Oggi alle 14:30 suona l’adunata a Casteldebole: il Bologna si raduna nel proprio fortino con l’obbligo imperativo di ritrovare sé stesso. Il resoconto del girone di ritorno è impietoso: quattro sconfitte su cinque partite giocate dopo Natale, con il solo punticino raccolto al Dall’Ara contro l’Empoli che emana meno luce di una candela in una notte di pioggia. Basandosi su quello che ha detto il campo nelle ultime settimane, le probabilità che da questa fiammella possa scoppiare un incendio paiono davvero esigue. Ma il condottiero del gruppo è chiamato a proteggere con le mani la debole lingua di fuoco, a costo di bruciarsi, e a tentare di alimentarla ad ogni costo.
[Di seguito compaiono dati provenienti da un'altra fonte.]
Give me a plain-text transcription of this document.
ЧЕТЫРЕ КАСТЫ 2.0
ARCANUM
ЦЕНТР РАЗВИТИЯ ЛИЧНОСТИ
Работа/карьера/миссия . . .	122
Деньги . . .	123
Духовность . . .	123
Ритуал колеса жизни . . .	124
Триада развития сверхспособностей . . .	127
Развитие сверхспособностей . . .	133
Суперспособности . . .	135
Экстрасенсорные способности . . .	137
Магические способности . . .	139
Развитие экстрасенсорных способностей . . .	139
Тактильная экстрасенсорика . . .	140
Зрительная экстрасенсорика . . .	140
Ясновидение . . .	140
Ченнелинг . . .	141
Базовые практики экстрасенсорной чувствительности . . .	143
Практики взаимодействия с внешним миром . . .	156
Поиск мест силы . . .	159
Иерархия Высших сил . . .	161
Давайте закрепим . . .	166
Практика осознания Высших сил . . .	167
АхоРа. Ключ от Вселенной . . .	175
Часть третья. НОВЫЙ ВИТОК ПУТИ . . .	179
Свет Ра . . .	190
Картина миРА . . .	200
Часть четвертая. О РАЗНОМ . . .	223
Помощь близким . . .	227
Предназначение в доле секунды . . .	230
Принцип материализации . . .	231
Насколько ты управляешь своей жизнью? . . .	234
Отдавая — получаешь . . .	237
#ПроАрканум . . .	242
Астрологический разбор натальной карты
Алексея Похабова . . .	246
Il problema è con cosa.

Un simile filotto negativo non si può spiegare soltanto con un calo fisiologico di rendimento, dopo un girone d’andata da record. Non basta la strigliata, far volare gli stracci e attaccare i colpevoli al muro. I nodi sono venuti al pettine tutti insieme, e il dubbio che forse si siano sbagliate le valutazioni sul valore tecnico di diversi giocatori sta assumendo via via i contorni della certezza. Finché Sinisa ha potuto contare su tutti i titolari al massimo della condizione si è vista una squadra, con delle certezze tecniche ancor prima che tattiche. Appena alcuni giocatori sono venuti a mancare, o hanno mollato un istante, dietro di loro è apparso il baratro.

Il dato da prendere in considerazione è il numero di reti segante da calciatori entrati dalla panchina: soltanto quattro su ventinove complessivi. Ancora di più: tutti e quattro i gol si sono rivelati insignificanti sul punteggio finale. Il 6-1 di Theate con l’Inter, il 2-3 di Hickey contro la Fiorentina, il rigore di Orsolini a Torino e il timbro di Santander nel recupero del Mapei Stadium. Morale: se chi parte dall’inizio è bravo a indirizzare la partita sul binario giusto chi entra partecipa al divertimento, come l’amico ritardatario che si presenta alla festa con una bottiglia di mano quando tutti sono già allegri. Se invece c’è da cambiare marcia ad una partita complicata, serve ben altro.

La direzione che sta prendendo il calcio, ancora di più nell’era dei cinque cambi, è quella di superare la concezione degli undici titolari. Chi entra per uno specifico frammento di partita è chiamato ad incidere come chi è partito dall’inizio, se non di più. È finita l’epoca dei supplenti che salgono per risparmiare ai titolari un quarto d’ora, con l’unica pretesa di non combinare troppi danni. E non è soltanto pane per i denti dei ricchi. Diverse dirette concorrenti dei rossoblù possono contare su ben altro apporto da parte di chi subentra: l’Udinese ha raccolto 8 gol dalla panchina, il Toro 6 e il Sassuolo 5. E soprattutto reti significative.

Se poi gli stessi che quando entrano non riescono ad incidere sono chiamati a partite dall’inizio si rischia di passare dai 27 punti del girone d’andata alla fiammella da proteggere con le mani sotto alla pioggia. E in vista del posticipo di lunedì si preannunciano già vacche magre a centrocampo: Medel e Svanberg, squalificati, si aggiungono all’infortunato Dominguez nella lista degli indisponibili eccellenti. Mihajlovic è chiamato ad inventarsi in fretta un ombrello, prima che il temporale diventi tempesta, perché le mani sulla candela non bastano più.